The Massachusetts Earned Sick Leave law went into effect on July 1, 2015 following overwhelming support from voters in the fall elections. The legislation requires employers with more than 11 employees to provide up to 40 hours of accrued paid sick time to workers at their “same hourly rate” of pay. Employers with fewer than 11 employees are obliged to provide the accrued time as unpaid leave.
An hour of sick time is accrued for every 30 hours worked under the new sick time law, accumulating to up to 40 hours annually. After 90 days of employment, sick time may be used for an employee’s physical and mental health concerns or similar concerns for a direct family member. Employers providing existing leave benefits, if equal to or more comprehensive than the requirements of the new sick time law, will not be required to change their employee benefits.
Employers and employer organizations, including the Labor Relations Division of Construction Industries of Massachusetts, filed petitions with the court to challenge the law under concerns that it would change their existing union contracts. Citing the potential for pre-existing union negotiations would be negated by the change, they argued that the new state sick time law was preempted by the federal Labor Management Relations Act (LMRA). The LMRA, a federal collective bargaining law, was a core component of their argument against having to abide by the new rules for union employees. They contended that employees with benefits currently negotiated through a collective bargaining agreement should be exempt from the new legislation.
In addition, the plaintiffs brought concerns regarding the definition of “same hourly rate” and posed situations under which the term could cause confusion when calculating a sick time pay rate. Additionally, the plaintiffs requested an amendment stating that the new regulations be preempted by a separate federal law known as the Employee Retirement and Income Security Act (ERISA), which was also denied by the court.

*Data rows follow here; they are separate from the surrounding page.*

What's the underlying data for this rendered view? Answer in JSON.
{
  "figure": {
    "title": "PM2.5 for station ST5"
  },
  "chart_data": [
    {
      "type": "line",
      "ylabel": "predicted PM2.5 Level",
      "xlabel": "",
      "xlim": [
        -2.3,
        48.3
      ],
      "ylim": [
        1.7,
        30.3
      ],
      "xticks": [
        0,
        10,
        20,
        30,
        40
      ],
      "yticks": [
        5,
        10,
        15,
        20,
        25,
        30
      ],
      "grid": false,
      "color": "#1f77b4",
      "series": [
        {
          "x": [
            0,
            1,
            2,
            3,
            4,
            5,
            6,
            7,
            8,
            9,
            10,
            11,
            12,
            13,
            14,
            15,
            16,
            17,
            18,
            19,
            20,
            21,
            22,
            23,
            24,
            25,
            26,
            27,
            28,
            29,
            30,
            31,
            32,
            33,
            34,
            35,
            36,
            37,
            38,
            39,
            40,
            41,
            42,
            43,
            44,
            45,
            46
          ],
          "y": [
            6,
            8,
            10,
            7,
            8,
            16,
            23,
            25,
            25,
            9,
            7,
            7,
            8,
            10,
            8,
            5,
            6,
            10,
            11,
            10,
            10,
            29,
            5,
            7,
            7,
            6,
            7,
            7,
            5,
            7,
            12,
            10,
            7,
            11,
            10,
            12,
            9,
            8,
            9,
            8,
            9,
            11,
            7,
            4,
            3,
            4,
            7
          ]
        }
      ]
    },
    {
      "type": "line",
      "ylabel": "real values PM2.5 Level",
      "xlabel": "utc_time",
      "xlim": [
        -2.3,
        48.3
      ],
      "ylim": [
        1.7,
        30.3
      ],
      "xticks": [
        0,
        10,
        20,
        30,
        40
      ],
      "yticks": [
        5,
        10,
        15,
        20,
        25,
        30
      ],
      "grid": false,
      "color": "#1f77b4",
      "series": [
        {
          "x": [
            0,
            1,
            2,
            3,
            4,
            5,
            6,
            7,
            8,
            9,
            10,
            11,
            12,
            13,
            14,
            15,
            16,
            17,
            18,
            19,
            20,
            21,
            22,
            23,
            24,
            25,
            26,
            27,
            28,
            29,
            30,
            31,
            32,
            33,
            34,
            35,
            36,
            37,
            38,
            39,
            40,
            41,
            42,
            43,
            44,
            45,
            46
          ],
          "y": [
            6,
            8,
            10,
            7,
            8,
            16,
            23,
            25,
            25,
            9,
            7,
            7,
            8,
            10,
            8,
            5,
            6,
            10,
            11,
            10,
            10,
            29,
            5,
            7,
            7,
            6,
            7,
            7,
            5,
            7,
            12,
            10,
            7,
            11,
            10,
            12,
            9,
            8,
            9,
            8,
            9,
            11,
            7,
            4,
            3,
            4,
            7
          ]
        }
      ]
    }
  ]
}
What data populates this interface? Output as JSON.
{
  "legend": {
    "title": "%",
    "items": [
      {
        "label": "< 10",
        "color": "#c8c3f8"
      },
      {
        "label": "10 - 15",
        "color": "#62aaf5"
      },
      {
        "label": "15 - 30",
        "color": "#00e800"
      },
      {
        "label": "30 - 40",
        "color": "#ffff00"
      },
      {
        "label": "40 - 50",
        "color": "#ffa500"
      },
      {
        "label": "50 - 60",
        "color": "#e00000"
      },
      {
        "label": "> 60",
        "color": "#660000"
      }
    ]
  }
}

Zobel held in the recent hearing that the LMRA does not preempt the new Massachusetts sick time law. In addition, regarding the interpretation of “hourly rate”, Zobel wrote, “If petitioners’ assumptions about how the law will be implemented and applied transport us from the factual to the hypothetical, then their scant allegations about the agreements with which it will conflict carry us on to the fantastical.”
The plaintiffs were provided with two weeks after the hearing date to file a new complaint on the allegation of the law’s conflict with ERISA.